Live From Super Bowl LVIII: Inside the CBS Sports, Nickelodeon Game Booths

CBS has a curved-rail cam to capture its team; Nick will take fans to Bikini Bottom

Historically, Super Bowl booths have not been a place where new technology transforms the viewing experience. This year, though, both the CBS Sports announce booth that Jim Nantz and Tony Romo will call home and the Nickelodeon booth housing Noah Eagle, Nate Burleson, and, yes, SpongeBob SquarePants and Patrick Star are taking things to a new level.

“The announce booth is unbelievably spacious and state-of-the-art,” says Jason Cohen, VP, remote technical operations, CBS Sports.

Announce booths typically aren’t described as spacious, but, for Super Bowl LVIII, CBS Sports was able to install a 26- x 6-ft. curved LED screen manufactured by Planar.

The curve of the 26-ft. LED screen inside the CBS Super Bowl booth coupled with the curve of the camera rail will offer a variety of looks.

“We will shoot the announcers with the LED screen as the backdrop, using a curved-rail cam,” says Cohen. “It’s a Waterbird System that Fletcher is providing, and it will use a Sony HDC-P50 camera on a wired curve track. It’s a nice, small-form-factor rail cam that fits perfectly in our booth, which has a nice curvature that is almost the inverse of the curve of the LED. We also had the P50 wired so we don’t have any audio delays and lip-sync issues.”

To capture announcers in the booth, CBS Sports will use a Waterbird System with a Sony HDC-P50 camera on a wired curve track.

Two other CBS Sports studios will also be active at the stadium on game day: a small studio in the corner of the field can collapse and be out of view of spectators, and a larger studio-show set on Game Day Plaza will have a 53-ft. MovieBird jib from JitaCam.

“The [field] set will also have AR capabilities, provided by Stype,” says Cohen. “The talent will do 90 minutes of the pregame at the Bellagio, move to the Game Day Plaza set, and then, at some point, move to the field set for an incredible vantage point for pregame, halftime, and postgame.”

Into a Stadium Under the Sea

The Nickelodeon broadcast booth is arguably one of a kind. Located in Section 101, it is intended to appear to be inside a stadium not in Las Vegas but in Bikini Bottom, the undersea realm of SpongeBob SquarePants. Nickelodeon will have its own cameras coupled to 13 Unreal Engines that will transform Allegiant Stadium into Bikini Bottom, with AR elements immersing real-world hosts Eagle and Burleson and two actors in motion-capture suits who voice SpongeBob and Patrick Star in an animated Super Bowl (one major point: the on-the-field action shown will be actual, not animated).

“Their overall announcer booth is all virtual with green screen,” says Cohen.

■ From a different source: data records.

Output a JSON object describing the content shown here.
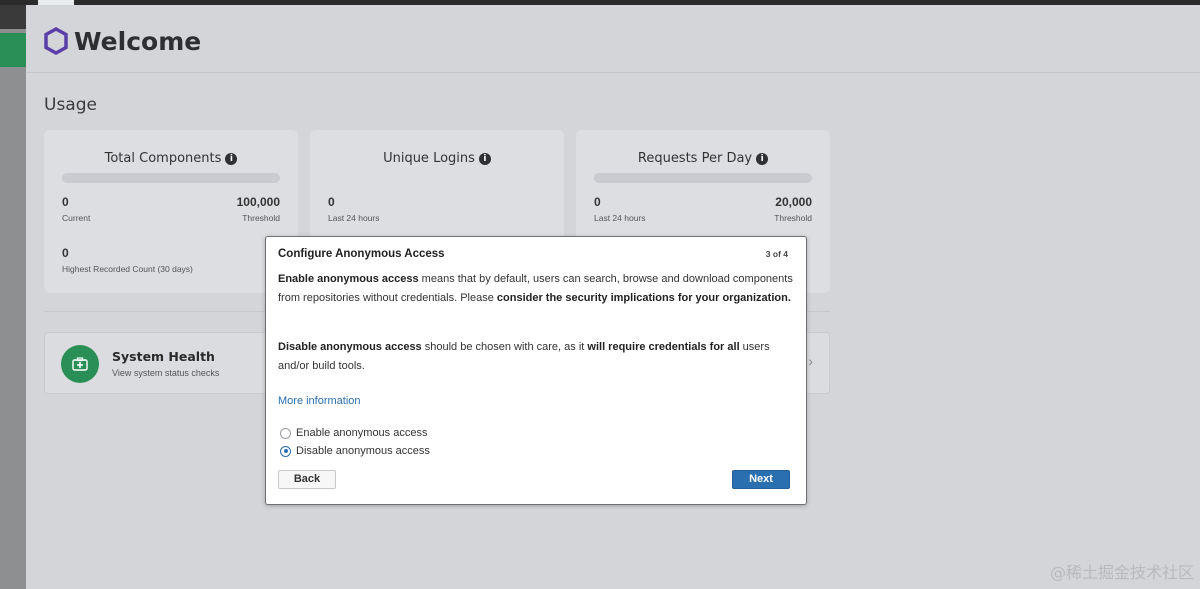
{
  "header": {
    "title": "Welcome"
  },
  "usage": {
    "section_title": "Usage",
    "cards": [
      {
        "title": "Total Components",
        "left_value": "0",
        "left_label": "Current",
        "right_value": "100,000",
        "right_label": "Threshold",
        "extra_value": "0",
        "extra_label": "Highest Recorded Count (30 days)"
      },
      {
        "title": "Unique Logins",
        "left_value": "0",
        "left_label": "Last 24 hours"
      },
      {
        "title": "Requests Per Day",
        "left_value": "0",
        "left_label": "Last 24 hours",
        "right_value": "20,000",
        "right_label": "Threshold"
      }
    ]
  },
  "system_health": {
    "title": "System Health",
    "subtitle": "View system status checks"
  },
  "modal": {
    "title": "Configure Anonymous Access",
    "step": "3 of 4",
    "p1_bold1": "Enable anonymous access",
    "p1_text1": " means that by default, users can search, browse and download components from repositories without credentials. Please ",
    "p1_bold2": "consider the security implications for your organization.",
    "p2_bold1": "Disable anonymous access",
    "p2_text1": " should be chosen with care, as it ",
    "p2_bold2": "will require credentials for all",
    "p2_text2": " users and/or build tools.",
    "more_link": "More information",
    "options": [
      "Enable anonymous access",
      "Disable anonymous access"
    ],
    "selected_option": "Disable anonymous access",
    "back_label": "Back",
    "next_label": "Next"
  },
  "watermark": "@稀土掘金技术社区",
  "colors": {
    "accent": "#2a6fb0",
    "health_green": "#2a8f56",
    "logo": "#5b3fa8"
  }
}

The effect will be in full glory when cameras from around the stadium shoot across the field and look into the Nickelodeon booth, where SpongeBob and Patrick Star will be seen calling the action alongside Eagle and Burleson.

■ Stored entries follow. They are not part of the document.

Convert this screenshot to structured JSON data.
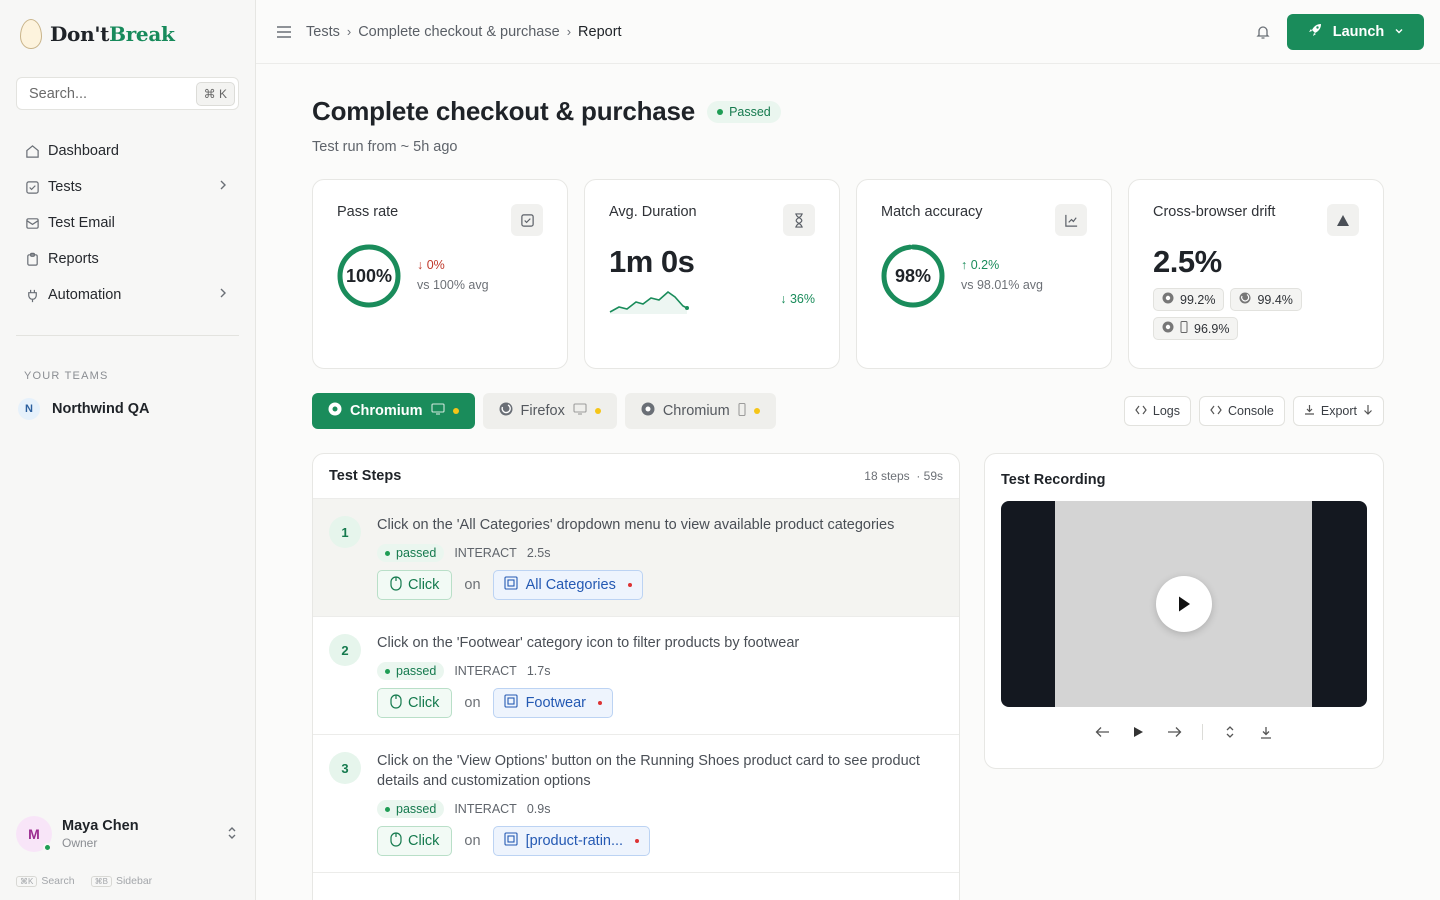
{
  "brand": {
    "name_prefix": "Don't",
    "name_accent": "Break"
  },
  "sidebar": {
    "search_placeholder": "Search...",
    "search_shortcut": "⌘ K",
    "items": [
      {
        "label": "Dashboard",
        "icon": "home-icon"
      },
      {
        "label": "Tests",
        "icon": "checkbox-icon",
        "has_children": true
      },
      {
        "label": "Test Email",
        "icon": "mail-icon"
      },
      {
        "label": "Reports",
        "icon": "clipboard-icon"
      },
      {
        "label": "Automation",
        "icon": "plug-icon",
        "has_children": true
      }
    ],
    "teams_heading": "YOUR TEAMS",
    "team": {
      "initial": "N",
      "name": "Northwind QA"
    },
    "user": {
      "initial": "M",
      "name": "Maya Chen",
      "role": "Owner"
    },
    "shortcuts": [
      {
        "key": "⌘K",
        "label": "Search"
      },
      {
        "key": "⌘B",
        "label": "Sidebar"
      }
    ]
  },
  "header": {
    "breadcrumbs": [
      "Tests",
      "Complete checkout & purchase",
      "Report"
    ],
    "launch_label": "Launch"
  },
  "page": {
    "title": "Complete checkout & purchase",
    "status": "Passed",
    "subtitle": "Test run from ~ 5h ago"
  },
  "stats": {
    "pass_rate": {
      "label": "Pass rate",
      "value": "100%",
      "percent": 100,
      "delta": "↓ 0%",
      "vs": "vs 100% avg"
    },
    "duration": {
      "label": "Avg. Duration",
      "value": "1m 0s",
      "delta": "↓ 36%"
    },
    "match": {
      "label": "Match accuracy",
      "value": "98%",
      "percent": 98,
      "delta": "↑ 0.2%",
      "vs": "vs 98.01% avg"
    },
    "drift": {
      "label": "Cross-browser drift",
      "value": "2.5%",
      "chips": [
        {
          "browser": "chromium",
          "device": "",
          "value": "99.2%"
        },
        {
          "browser": "firefox",
          "device": "",
          "value": "99.4%"
        },
        {
          "browser": "chromium",
          "device": "mobile",
          "value": "96.9%"
        }
      ]
    }
  },
  "browser_tabs": [
    {
      "label": "Chromium",
      "device": "desktop",
      "active": true
    },
    {
      "label": "Firefox",
      "device": "desktop",
      "active": false
    },
    {
      "label": "Chromium",
      "device": "mobile",
      "active": false
    }
  ],
  "tools": {
    "logs": "Logs",
    "console": "Console",
    "export": "Export"
  },
  "steps": {
    "title": "Test Steps",
    "count": "18 steps",
    "duration": "· 59s",
    "on_label": "on",
    "items": [
      {
        "num": "1",
        "text": "Click on the 'All Categories' dropdown menu to view available product categories",
        "status": "passed",
        "type": "INTERACT",
        "time": "2.5s",
        "action": "Click",
        "target": "All Categories"
      },
      {
        "num": "2",
        "text": "Click on the 'Footwear' category icon to filter products by footwear",
        "status": "passed",
        "type": "INTERACT",
        "time": "1.7s",
        "action": "Click",
        "target": "Footwear"
      },
      {
        "num": "3",
        "text": "Click on the 'View Options' button on the Running Shoes product card to see product details and customization options",
        "status": "passed",
        "type": "INTERACT",
        "time": "0.9s",
        "action": "Click",
        "target": "[product-ratin..."
      }
    ]
  },
  "recording": {
    "title": "Test Recording"
  },
  "colors": {
    "accent": "#1a8c5b",
    "warning_dot": "#f5c518",
    "danger": "#c0392b"
  }
}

The Allegiant Stadium team has been a big help in getting both broadcasts to this position ahead of game day, Cohen says. “They’ve been incredible to partner with. We had a lot of test games here between the Super Bowl test game and three Nickelodeon tests and were able to demo and test a lot of the equipment. The Allegiant Stadium team was accommodating to work with us on those requirements and all the different truck-parking scenarios. And the space in the compound is fantastic.”